"I'm no' exac'ly sure," was the old retainer's answer, "but men hae been surroundin' the place, as if to attack it. They wakened me, bein' a light sleeper, because they made sounds different fae' the ordinary. It was like men crawlin' amon' the grass on a plan, and I slippit doon for you."

"What had we better do?" I asked formally, and not because I expected any answer, for I had decided to get into the Dower House without alarming anybody, if that could be done.

We managed to open a window and step through it, but then the dogs sleeping inside set up an alarm. This quickly awoke everybody, and the confusion set affairs moving outside, where I heard a voice that seemed familiarly like Red Murdo's cry hoarsely:

"Lie close, lie close!"

Presently Marget and her mother, who had both dressed hastily, came to the stair-head, holding a glimmering light over the darkness beneath. Behind them crowded their few scared domestics, and odd the whole scene looked, although, indeed, between keeping off the barking dogs and wondering what was to happen outside, I had no desire or time to study it.
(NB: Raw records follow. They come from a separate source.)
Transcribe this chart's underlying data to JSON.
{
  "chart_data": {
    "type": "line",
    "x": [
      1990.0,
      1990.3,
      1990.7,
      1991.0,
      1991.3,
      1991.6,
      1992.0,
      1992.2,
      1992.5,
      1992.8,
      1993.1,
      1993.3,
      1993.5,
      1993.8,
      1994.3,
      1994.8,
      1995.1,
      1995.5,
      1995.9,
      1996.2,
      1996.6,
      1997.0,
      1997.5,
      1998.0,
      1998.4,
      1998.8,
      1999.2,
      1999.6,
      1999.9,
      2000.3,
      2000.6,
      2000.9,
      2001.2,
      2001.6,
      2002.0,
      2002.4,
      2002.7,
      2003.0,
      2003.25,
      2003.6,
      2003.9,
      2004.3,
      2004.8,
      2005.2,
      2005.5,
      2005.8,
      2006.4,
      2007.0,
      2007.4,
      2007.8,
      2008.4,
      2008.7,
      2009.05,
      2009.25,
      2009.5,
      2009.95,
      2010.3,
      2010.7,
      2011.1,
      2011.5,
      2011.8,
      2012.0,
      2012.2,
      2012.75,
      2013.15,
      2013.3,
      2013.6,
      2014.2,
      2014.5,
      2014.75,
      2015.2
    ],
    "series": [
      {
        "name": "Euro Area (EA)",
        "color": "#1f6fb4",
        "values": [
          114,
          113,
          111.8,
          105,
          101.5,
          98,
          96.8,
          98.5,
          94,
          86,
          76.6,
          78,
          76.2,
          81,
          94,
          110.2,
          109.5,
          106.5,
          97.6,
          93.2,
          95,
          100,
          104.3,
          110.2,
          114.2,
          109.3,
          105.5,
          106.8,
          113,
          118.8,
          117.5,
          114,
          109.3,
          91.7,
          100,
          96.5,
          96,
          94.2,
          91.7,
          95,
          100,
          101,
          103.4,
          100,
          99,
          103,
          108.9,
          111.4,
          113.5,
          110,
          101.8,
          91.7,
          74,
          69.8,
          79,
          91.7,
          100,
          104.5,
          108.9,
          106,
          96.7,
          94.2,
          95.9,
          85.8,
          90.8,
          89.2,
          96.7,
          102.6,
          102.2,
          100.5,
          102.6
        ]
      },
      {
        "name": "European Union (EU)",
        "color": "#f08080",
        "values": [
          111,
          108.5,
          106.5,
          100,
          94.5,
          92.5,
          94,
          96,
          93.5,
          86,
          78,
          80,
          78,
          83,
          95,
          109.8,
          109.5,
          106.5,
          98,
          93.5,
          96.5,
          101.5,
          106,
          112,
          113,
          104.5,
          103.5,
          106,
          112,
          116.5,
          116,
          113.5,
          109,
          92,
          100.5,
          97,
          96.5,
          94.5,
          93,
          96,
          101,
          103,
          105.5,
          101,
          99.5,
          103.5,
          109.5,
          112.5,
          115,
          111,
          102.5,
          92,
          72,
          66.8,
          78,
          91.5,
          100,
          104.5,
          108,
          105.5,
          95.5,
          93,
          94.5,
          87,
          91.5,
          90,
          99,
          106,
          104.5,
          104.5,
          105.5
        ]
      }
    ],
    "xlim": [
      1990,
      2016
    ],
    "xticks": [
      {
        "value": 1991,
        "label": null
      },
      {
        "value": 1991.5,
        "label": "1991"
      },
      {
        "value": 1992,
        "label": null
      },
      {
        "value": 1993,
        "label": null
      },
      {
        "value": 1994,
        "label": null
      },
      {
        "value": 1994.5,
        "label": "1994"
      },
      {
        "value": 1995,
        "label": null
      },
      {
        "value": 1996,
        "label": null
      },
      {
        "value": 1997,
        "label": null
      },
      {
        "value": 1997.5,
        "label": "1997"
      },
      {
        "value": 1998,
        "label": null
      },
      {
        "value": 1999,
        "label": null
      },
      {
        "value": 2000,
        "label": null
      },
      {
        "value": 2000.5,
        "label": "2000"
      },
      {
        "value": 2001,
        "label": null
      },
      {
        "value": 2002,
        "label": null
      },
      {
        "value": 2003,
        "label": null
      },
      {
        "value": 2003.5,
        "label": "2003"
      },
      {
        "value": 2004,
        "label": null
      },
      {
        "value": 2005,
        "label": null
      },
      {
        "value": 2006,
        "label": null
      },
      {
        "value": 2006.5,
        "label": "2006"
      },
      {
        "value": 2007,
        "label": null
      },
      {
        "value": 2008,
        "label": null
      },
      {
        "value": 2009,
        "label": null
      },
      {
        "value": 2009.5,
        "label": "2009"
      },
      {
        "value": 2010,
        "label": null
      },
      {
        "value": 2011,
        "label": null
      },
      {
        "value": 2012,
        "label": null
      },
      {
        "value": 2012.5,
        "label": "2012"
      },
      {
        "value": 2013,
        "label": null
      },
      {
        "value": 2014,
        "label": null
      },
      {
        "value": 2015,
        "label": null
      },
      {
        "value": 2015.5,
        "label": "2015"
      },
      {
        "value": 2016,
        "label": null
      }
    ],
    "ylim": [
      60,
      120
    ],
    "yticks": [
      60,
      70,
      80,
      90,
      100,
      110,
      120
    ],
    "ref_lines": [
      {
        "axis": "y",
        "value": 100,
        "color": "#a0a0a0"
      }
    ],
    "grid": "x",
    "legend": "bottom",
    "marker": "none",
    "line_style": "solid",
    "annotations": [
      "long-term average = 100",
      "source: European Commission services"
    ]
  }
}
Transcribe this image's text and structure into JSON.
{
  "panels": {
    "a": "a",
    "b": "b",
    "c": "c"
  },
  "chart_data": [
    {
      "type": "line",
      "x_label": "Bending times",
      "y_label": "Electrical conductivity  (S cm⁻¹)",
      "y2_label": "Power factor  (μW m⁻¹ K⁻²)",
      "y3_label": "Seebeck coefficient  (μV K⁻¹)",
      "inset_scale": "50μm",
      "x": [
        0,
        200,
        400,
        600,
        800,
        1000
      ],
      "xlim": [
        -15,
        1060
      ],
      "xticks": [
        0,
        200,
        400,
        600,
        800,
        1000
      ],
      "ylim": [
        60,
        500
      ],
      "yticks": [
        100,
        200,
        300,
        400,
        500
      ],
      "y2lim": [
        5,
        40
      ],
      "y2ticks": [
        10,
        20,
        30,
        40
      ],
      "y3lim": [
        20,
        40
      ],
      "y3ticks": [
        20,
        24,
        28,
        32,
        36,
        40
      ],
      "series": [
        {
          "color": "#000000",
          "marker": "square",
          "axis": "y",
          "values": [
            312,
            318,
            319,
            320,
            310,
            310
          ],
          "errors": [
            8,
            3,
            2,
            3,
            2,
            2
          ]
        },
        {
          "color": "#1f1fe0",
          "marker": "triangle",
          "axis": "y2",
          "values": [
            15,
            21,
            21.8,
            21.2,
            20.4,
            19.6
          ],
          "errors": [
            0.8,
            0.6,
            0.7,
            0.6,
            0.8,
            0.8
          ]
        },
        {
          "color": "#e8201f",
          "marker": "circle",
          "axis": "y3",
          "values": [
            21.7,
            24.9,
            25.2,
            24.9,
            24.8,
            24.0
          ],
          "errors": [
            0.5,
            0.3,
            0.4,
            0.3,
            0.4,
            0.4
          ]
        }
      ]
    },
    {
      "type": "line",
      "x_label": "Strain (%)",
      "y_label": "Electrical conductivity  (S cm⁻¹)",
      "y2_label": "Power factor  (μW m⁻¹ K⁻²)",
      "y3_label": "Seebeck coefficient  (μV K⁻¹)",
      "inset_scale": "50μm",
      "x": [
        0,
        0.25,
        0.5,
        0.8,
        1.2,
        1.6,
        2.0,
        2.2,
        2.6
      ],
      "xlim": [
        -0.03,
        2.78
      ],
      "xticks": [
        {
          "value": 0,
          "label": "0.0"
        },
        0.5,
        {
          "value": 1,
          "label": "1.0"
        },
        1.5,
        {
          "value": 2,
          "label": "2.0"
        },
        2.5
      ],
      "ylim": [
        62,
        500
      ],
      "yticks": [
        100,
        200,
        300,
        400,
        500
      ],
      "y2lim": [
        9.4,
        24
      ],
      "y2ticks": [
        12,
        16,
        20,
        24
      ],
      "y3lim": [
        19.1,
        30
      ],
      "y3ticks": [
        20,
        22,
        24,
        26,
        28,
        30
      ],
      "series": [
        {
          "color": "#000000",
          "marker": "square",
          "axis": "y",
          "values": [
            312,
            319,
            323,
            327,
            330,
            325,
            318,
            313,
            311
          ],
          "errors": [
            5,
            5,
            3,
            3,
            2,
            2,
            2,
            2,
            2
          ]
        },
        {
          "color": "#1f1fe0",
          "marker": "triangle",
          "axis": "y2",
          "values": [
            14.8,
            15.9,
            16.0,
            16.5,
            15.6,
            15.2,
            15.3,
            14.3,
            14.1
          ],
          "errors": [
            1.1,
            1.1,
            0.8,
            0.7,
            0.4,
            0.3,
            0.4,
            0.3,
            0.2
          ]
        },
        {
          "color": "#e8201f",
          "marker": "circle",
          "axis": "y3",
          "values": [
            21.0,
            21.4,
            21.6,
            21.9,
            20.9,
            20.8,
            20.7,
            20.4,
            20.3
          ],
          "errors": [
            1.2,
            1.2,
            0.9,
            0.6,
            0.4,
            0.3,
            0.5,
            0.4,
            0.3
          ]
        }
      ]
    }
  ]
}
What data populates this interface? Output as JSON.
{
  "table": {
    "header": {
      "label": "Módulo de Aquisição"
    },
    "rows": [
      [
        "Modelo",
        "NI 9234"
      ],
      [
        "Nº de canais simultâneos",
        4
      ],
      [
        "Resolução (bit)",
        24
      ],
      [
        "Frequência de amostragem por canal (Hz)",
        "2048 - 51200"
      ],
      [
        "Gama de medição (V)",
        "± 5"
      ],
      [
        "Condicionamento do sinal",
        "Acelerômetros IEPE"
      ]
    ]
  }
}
"Who's there?" called Marget, in a not uncomposed but expectant voice, and I answered, telling in a few words what I knew. Quick in thought and action she thanked me for coming, and said she would just get her cloak. She took her mother with her, but in a moment was back again asking, "How can I be of service?"

She carried a stout walking-stick, and I looked at it as she came down the stairs to where I stood in the lobby, her mother following. "Yes," she said, "my hand lighted on it somewhere, perhaps because it has been through troubles and wars and is in the presence of more. Shall we say that the fighting instinct, even in a stick, leaps to the call?" She laughed quietly, but with a concerned note in the laugh, and I knew she was thinking of her mother's safety and health, both threatened by this strange incursion of ill-disposed men.

Wishful as one would be at such a moment to magnify a trifle, in order, if possible, to occupy an anxious woman's mind, I remarked, "Oh, a stick can be a very sound weapon in a good hand."

"It's about all that the orders of search and suppression have left us Jacobites," remarked Marget; "openly confessed, anyhow, for I suppose there may be a small, concealed arsenal or two, even among our Corgarff hills."

Nothing, apparently, had happened outside in those tense minutes, and it was the strain of waiting which made us resolutely talk of nothing—but a stick. There had been no further cry since the "Lie close" already mentioned, and it, no doubt, had been a mischance on the part of Red Murdo. All was silence and black without, and within all quiet alarm, such as you get when a household suppresses itself in obedience to some demand.